Herein lies one of the central challenges in the fairness debate. The millennial generation might consider it fair to remove this exemption immediately rather than over time. From their perspective, that would minimize the intergenerational wealth transfer, so why delay? But a middle aged family or pensioner might consider that completely unfair because they made a range of choices based on that exemption continuing. At the end of the day, perhaps, beauty is in the eye of the beholder, but fairness is a matter of perspective.
The challenge for government is that it needs to take into account all of these different perspectives, and will necessarily need to make compromises between them.
Concluding remarks
The traditional Australian society of decades past has changed. Our workforce and economy have changed. And our population is in the midst of momentous change.
We need to set Australia up for the future. Prosperity is not predestined – the decisions we make today will shape our future.

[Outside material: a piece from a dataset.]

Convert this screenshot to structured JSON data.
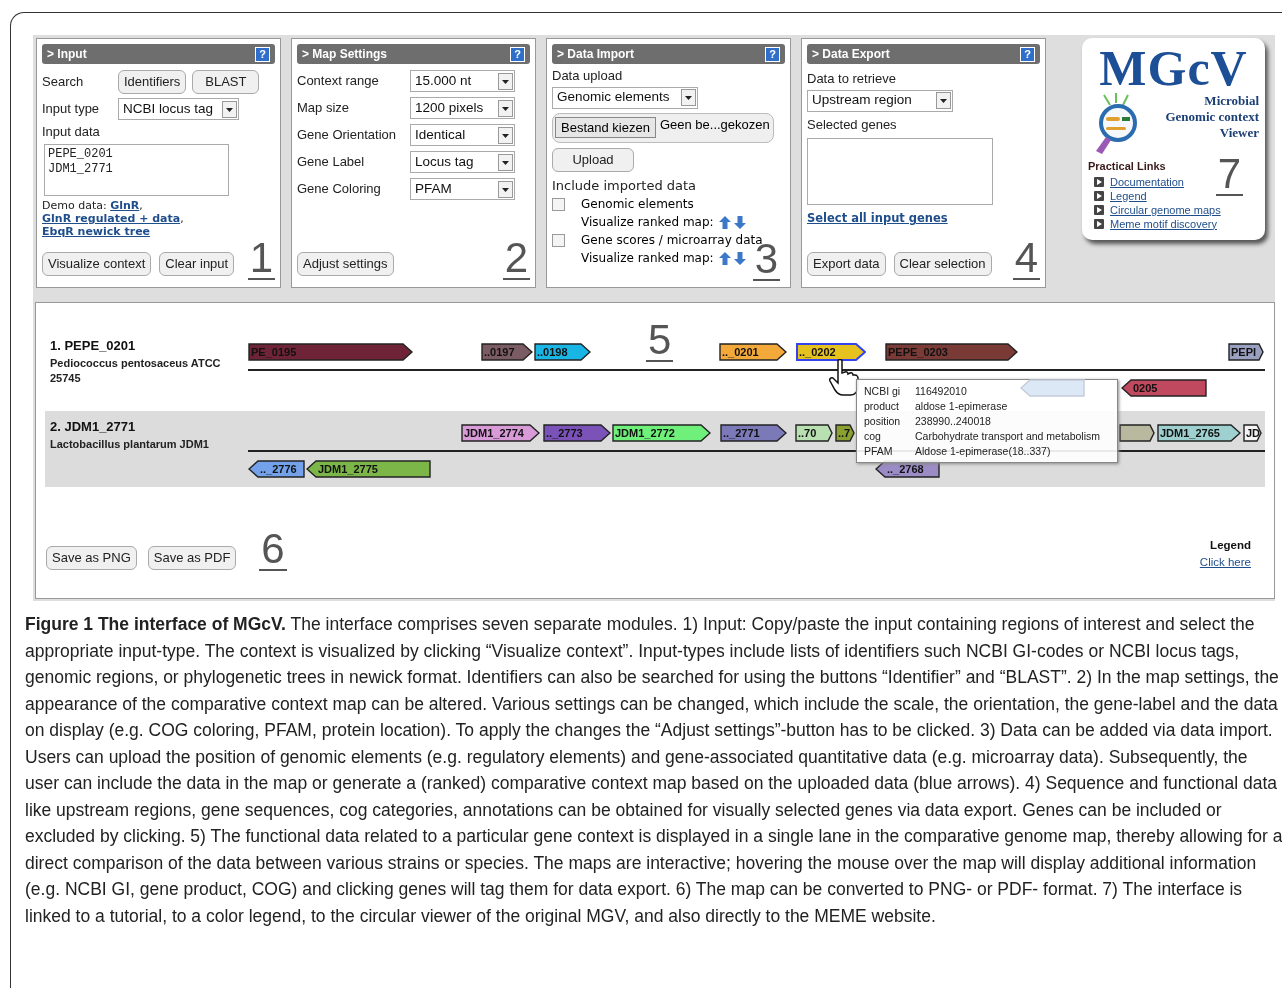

Reform is essential. But now, more than ever, it is clear that we will only achieve reform if we convince the Australian population that the reform is fair.
Not fair in a simple redistributive sense, but fair having regard to principles like intergenerational equity, reward for effort, personal responsibility and policy certainty, as well as a moral responsibility to have a social safety net for those who are truly vulnerable in our society.
All of us who are interested in good public policy need to reclaim the fairness agenda and highlight fairness' many dimensions. We need a more sophisticated and nuanced fairness debate. Unless and until we achieve that, we risk compromising our future.
Thank you.
1 ABS 6523.0 Household Income and Income Distribution Australia 2011-12 and 6537.0 - Government Benefits, Taxes and Household Income, Australia, 2009-10.
2 Calculated off Ibid.
3 ATO 2011-12 (Latest available) Taxation Statistics.
4 OECD Household Income Survey 2014.
5 2014-15 MYEFO Table D1 p 266-267.
6 ABS 5206.0 Australian National Accounts, National Income, Expenditure and Product, September 2014.
7 Niall Ferguson "The Great Degeneration How Institutions Decay and Economies Die" (Penguin, 2013), p 41.
8 2013-14 MYEFO p 3.
9 2013-14 MYEFO p 3.
10 2014-15 MYEFO Table D1 p 267.
11 The increase in the Age Pension eligibility age to 70 years by 2035 is an example of a transitional policy. The long lead in time is in recognition of the fact that people need time and policy certainty from the Government in order to plan their financial affairs ahead of their retirement.